Wallace-Crabbe's literary career began in 1978 with the publication of Feral Palit.
" was published without any notice at all and then it suddenly got a very good review in ‘The National Times’. Then about three months later Geoffrey Dutton gave it a very good review, mentioning that I think Patrick White and David Campbell had drawn his attention to it."
Patrick White's fondness for Feral Palit formed a correspondence between White and Wallace-Crabbe.
Between 2008 and 2016, Wallace-Crabbe occasionally wrote essays and poems using the name 'Hartmann Wallis'. Finlay Lloyd publishers explain:
Hartmann Wallis, has a wild and somewhat incestuous relationship with the well-known author and artist Robin Wallace-Crabbe.
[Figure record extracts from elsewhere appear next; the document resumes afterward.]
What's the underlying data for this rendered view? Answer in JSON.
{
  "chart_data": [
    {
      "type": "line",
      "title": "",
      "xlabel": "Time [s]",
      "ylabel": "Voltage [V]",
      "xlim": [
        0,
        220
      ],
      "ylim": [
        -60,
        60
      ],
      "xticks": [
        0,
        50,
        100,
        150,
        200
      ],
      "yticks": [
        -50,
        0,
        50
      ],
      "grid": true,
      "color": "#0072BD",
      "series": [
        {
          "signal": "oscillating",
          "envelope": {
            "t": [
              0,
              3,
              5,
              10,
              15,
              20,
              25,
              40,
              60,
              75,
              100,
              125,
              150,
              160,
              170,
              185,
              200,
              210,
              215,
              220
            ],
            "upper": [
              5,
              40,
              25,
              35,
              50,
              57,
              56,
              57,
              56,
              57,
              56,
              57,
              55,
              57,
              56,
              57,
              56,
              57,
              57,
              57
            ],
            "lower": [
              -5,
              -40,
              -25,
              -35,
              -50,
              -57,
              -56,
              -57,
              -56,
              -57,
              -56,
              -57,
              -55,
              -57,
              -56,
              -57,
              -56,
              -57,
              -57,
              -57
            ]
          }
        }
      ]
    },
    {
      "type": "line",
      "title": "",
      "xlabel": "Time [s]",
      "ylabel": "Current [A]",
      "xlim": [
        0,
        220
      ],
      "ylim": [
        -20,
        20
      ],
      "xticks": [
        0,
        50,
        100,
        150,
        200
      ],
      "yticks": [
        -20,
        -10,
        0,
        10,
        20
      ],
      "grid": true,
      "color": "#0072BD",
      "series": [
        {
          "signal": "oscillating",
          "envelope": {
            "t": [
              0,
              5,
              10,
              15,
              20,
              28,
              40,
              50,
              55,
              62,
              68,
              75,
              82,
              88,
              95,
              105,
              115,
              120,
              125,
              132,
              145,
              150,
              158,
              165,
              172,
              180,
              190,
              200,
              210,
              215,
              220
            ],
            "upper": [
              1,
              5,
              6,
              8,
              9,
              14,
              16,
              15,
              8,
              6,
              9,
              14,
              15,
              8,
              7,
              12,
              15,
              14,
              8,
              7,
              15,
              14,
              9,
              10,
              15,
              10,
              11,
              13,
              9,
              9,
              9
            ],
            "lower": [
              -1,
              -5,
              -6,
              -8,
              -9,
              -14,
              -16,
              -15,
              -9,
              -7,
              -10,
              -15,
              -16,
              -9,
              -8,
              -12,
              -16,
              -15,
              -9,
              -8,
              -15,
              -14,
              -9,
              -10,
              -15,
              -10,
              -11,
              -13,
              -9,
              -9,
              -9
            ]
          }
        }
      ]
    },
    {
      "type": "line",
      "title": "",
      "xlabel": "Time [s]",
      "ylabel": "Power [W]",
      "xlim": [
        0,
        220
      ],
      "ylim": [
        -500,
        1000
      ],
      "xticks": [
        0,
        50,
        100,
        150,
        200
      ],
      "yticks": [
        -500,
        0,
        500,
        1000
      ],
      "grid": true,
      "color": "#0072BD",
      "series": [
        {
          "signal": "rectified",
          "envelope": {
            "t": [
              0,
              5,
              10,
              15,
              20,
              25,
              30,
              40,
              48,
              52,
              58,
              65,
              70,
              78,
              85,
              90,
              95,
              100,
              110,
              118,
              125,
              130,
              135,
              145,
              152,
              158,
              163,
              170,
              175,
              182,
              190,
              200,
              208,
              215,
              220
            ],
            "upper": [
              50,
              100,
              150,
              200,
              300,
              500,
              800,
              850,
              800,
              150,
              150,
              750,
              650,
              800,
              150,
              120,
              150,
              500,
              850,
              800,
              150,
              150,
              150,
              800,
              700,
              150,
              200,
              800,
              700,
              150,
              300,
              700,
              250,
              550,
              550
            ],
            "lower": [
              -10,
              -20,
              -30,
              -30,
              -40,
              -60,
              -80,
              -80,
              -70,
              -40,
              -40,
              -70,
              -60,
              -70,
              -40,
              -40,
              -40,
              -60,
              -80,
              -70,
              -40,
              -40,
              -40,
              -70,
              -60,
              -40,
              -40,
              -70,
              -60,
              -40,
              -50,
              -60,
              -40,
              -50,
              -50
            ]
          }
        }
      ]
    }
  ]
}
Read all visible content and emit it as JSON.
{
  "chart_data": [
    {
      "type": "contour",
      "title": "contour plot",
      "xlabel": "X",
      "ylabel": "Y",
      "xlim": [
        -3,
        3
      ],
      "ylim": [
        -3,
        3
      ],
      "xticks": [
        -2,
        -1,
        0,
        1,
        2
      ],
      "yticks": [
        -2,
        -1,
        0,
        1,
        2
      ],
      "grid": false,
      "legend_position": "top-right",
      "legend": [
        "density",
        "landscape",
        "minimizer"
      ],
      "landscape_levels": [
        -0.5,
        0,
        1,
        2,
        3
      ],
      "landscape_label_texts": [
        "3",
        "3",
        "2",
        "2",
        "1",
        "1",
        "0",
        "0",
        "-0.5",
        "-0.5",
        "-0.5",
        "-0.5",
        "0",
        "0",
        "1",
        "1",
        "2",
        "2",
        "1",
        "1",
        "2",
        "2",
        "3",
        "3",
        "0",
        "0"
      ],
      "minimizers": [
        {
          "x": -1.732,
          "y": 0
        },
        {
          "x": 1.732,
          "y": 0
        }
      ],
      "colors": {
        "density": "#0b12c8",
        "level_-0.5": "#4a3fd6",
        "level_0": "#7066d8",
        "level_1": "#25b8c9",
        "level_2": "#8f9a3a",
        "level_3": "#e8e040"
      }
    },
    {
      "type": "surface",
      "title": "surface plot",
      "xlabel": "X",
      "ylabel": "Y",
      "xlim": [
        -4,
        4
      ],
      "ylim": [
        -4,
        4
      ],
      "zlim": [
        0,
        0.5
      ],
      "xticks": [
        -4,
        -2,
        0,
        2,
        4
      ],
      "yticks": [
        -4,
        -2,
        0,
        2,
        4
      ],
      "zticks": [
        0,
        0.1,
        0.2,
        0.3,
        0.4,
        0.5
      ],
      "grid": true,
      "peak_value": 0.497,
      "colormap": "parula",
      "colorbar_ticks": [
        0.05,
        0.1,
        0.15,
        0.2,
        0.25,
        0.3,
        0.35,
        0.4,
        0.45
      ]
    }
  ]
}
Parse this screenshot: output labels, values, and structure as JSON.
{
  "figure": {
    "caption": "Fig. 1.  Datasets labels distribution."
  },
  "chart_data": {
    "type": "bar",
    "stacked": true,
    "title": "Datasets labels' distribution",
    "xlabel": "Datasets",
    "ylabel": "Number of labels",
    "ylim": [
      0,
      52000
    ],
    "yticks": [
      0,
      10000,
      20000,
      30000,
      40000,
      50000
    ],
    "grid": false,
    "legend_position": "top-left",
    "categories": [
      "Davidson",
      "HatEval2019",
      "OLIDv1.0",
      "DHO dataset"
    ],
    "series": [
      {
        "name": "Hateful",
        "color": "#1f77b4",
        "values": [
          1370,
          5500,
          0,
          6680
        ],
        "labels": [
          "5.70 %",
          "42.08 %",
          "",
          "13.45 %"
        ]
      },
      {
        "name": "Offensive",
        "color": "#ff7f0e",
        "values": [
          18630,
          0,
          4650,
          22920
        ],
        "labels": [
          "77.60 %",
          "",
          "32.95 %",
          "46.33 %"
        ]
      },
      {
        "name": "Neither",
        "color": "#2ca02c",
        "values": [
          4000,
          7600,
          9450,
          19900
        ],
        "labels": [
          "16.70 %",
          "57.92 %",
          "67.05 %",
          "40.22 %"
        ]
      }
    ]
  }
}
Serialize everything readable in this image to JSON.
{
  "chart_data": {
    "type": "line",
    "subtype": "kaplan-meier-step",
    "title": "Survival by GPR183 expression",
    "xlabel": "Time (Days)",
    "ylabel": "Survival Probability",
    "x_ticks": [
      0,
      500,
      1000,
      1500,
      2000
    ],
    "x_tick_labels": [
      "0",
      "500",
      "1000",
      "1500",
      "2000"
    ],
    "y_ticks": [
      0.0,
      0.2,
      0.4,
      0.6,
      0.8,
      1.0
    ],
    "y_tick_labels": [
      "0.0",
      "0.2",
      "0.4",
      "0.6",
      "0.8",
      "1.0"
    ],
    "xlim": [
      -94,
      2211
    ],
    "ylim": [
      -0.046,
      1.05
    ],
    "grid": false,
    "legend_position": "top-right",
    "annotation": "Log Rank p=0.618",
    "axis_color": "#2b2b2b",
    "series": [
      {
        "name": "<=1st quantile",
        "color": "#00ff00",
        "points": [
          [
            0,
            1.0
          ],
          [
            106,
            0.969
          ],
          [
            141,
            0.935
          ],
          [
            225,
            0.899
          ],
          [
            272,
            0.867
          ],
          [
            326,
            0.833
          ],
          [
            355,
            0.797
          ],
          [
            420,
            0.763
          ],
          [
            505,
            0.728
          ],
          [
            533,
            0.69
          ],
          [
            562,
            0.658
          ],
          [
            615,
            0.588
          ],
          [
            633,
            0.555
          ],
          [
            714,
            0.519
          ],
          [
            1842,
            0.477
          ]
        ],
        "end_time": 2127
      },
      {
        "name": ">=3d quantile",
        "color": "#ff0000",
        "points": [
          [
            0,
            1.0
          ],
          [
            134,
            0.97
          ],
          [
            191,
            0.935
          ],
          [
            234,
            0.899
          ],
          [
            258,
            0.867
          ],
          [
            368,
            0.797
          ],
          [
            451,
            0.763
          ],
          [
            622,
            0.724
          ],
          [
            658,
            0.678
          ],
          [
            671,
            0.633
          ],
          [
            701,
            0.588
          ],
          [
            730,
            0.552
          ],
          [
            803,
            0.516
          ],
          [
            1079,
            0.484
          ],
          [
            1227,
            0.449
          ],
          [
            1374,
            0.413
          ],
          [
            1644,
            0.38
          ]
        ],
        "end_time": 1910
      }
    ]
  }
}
Through Hartmann, Wallace-Crabbe mused on various reoccurring subjects: art, love/lust, loneliness and animals; usually with a tone of disdain regarding cruelty toward animals and our fellow man. Wallace-Crabbe also composed a short biography for Hartmann. The short biography claims Hartmann spent much of his life living in either Australia, or in an outsider community in remote Northern Canada. Living out the latter yet years of his life in a 'wigwam' on the banks of the Yarra River in Melbourne.
Adam Collier, of Toronto, composed a monologue titled My friend Rodney. Collier wrote the monologue under the pretence that he and Hartmann had had many conversations. Collier explains:
... I got to know Hartmann while he lived on Parliament Street in Toronto. We would meet most days at a coffee shop, and talk about art, everyday life, and Australian football. I haven’t spoke to Hartmann since he moved to the Yukon.
Hartmann's poems were describe by Peter Keneally as:
"...a glorious romp or rant, ranging across history, the minutiae of surburbia, and acerbic view of the literary and artistic world."

Book design, illustration, and publishing

Wallace-Crabbe has been involved in the writing, illustrating, designing, and publishing of books for almost fifty years. He designed the cover for the Penguin Publication of R. T. M. Pescott's 'Gardening for Australians' ; he also designed books covers for Melbourne University Press including Vincent Buckley's 'Arcady and Other Places'. Later Wallace-Crabbe collaborated with three presses on the production of limited edition books: 'Elegies: Nine Poems' Brindabella Press ; 'Scratchings: a brief account of interloping with a pristine etching plate in hand and other matters' The Edition and Artists Book Studio ; and seven titles with Finlay Press.